Fácil não é, como ele próprio pôde uma vez mais constatar naqueles dias em Bezerros – durante os quais, aliás, não faltaram obstáculos a superar. Um deles, de ordem prática, foi conseguir material para cavar.
Após muito rodar pela cidade, tudo o que se achou foram peças de piquiriá, madeira ingrata, de carne dura, e que ainda por cima não estava totalmente seca. Bem diferente do louro-canela com que J. Miguel tem tanta intimidade, e mais ainda da inigualável umburana, ou imburana, macia, cooperativa.
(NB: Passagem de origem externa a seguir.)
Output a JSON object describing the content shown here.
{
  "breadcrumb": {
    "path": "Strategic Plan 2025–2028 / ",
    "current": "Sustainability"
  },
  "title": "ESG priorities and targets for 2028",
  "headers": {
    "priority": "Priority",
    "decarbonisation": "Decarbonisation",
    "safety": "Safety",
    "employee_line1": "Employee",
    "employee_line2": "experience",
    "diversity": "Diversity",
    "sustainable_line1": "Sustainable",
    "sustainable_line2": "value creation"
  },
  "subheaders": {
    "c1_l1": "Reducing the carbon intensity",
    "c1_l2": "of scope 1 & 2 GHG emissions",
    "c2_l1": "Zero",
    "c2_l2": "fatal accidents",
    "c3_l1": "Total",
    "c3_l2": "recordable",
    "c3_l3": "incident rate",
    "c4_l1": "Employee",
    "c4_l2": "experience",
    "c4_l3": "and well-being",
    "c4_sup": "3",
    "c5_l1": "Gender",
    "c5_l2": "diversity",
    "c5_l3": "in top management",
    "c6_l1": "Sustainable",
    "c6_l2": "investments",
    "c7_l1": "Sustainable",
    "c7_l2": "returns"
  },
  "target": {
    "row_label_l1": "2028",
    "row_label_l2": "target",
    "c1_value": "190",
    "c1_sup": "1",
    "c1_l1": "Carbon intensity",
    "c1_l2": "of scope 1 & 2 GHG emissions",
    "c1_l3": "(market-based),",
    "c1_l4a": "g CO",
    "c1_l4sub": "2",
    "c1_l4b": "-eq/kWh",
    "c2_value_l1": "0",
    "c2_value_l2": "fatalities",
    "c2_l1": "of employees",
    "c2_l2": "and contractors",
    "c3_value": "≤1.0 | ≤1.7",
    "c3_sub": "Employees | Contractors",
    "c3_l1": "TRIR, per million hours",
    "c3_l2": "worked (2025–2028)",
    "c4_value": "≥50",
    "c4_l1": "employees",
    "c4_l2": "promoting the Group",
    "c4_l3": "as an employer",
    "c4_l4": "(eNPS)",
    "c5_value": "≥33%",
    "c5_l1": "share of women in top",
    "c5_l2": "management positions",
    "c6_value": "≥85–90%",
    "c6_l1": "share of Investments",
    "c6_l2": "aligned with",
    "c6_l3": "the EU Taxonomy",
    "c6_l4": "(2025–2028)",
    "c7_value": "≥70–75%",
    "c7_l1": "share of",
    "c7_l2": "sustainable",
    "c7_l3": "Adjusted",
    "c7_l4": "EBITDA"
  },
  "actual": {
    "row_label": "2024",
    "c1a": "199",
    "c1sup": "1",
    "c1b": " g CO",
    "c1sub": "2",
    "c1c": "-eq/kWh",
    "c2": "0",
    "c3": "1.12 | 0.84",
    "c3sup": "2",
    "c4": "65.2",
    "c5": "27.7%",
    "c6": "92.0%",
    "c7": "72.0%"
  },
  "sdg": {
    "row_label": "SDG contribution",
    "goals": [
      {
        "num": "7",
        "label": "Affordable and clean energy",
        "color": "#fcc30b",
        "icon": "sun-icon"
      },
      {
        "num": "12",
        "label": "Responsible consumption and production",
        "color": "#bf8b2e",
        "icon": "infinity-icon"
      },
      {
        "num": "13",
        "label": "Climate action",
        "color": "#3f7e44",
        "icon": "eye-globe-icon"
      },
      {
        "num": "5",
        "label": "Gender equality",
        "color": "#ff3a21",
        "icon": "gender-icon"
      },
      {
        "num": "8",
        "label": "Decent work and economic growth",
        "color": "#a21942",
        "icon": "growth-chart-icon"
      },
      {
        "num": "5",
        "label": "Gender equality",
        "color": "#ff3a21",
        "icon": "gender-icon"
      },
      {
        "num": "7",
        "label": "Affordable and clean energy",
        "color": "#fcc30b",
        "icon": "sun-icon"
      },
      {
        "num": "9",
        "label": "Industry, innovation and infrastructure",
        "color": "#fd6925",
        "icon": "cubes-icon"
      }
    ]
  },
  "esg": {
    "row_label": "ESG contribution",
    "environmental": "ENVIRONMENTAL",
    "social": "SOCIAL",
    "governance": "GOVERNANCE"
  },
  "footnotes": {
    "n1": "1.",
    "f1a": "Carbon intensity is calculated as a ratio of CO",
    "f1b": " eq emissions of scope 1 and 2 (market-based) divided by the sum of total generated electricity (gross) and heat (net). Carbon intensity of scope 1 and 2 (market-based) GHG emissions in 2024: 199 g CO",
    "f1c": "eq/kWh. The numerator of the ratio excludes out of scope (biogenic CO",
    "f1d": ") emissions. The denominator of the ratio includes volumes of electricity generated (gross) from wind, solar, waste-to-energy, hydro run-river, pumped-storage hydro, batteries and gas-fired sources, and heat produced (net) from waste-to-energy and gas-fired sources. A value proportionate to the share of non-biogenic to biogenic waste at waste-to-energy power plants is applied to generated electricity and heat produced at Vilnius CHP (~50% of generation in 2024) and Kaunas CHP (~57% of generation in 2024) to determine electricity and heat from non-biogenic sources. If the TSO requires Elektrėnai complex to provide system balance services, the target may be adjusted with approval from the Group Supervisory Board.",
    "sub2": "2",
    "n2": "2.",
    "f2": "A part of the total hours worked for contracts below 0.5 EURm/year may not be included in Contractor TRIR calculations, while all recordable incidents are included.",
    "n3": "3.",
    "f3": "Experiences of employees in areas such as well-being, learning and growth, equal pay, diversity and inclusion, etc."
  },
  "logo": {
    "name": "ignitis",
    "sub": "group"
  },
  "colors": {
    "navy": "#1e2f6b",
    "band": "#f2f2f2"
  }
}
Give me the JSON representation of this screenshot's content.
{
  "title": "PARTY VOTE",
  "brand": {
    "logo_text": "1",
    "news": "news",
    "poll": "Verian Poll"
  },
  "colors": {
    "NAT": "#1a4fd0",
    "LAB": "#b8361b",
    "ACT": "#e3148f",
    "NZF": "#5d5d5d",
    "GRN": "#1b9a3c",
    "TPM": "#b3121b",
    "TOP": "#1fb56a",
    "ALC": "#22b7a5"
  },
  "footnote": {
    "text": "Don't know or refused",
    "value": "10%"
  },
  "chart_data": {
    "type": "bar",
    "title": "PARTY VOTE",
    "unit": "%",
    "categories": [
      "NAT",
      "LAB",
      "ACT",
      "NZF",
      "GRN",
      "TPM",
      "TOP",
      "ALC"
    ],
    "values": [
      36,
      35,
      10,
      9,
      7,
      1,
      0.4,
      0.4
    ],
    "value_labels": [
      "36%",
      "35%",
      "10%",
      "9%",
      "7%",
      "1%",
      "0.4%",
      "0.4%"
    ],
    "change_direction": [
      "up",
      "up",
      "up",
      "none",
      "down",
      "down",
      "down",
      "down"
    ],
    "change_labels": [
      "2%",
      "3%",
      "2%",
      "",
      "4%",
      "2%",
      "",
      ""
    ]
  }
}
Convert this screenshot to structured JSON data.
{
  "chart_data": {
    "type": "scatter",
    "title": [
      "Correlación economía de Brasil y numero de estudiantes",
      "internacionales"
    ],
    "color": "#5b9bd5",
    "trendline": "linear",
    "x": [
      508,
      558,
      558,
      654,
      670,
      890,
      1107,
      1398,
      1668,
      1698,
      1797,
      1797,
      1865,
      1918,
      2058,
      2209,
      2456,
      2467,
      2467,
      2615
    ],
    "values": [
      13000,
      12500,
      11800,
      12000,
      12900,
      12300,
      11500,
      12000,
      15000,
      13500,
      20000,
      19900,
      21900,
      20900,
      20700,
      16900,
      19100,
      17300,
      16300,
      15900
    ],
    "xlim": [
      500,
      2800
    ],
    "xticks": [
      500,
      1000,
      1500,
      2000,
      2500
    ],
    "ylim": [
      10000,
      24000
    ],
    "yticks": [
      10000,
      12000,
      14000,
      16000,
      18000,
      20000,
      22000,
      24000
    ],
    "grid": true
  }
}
Mas o que se tinha era piquiriá, e com ele os dois artistas se lançaram ao trabalho, que aos poucos começou a andar. “Eu vou fazer um fundo”, sugeriu Fabrício numa ponta da mesa, “e você faz uma imagem para ir sobreposta à minha, em primeiro plano.” O risco, lembra ele, era que daí nascessem imagens de natureza tão distinta que fossem incompatíveis, “como água e óleo”.
Mas não: sobre a flor vermelha de Fabricio pousou suave o beija-flor de J. Miguel, no que talvez seja a mais bem-sucedida das quatro xilogravuras que os dois criaram em Bezerros. “Tinha que ser beija-flor para dar certo”, alegrou-se J. Miguel, por fim embarcado na aventura que início o deixara de pé-atrás, e que para Fabricio Lopez não foi menos gratificante. “A coisa é meio batida”, resume ele, “mas são lições de simplicidade mesmo: ver como o outro entende e faz uma coisa que você também gosta tanto de fazer.”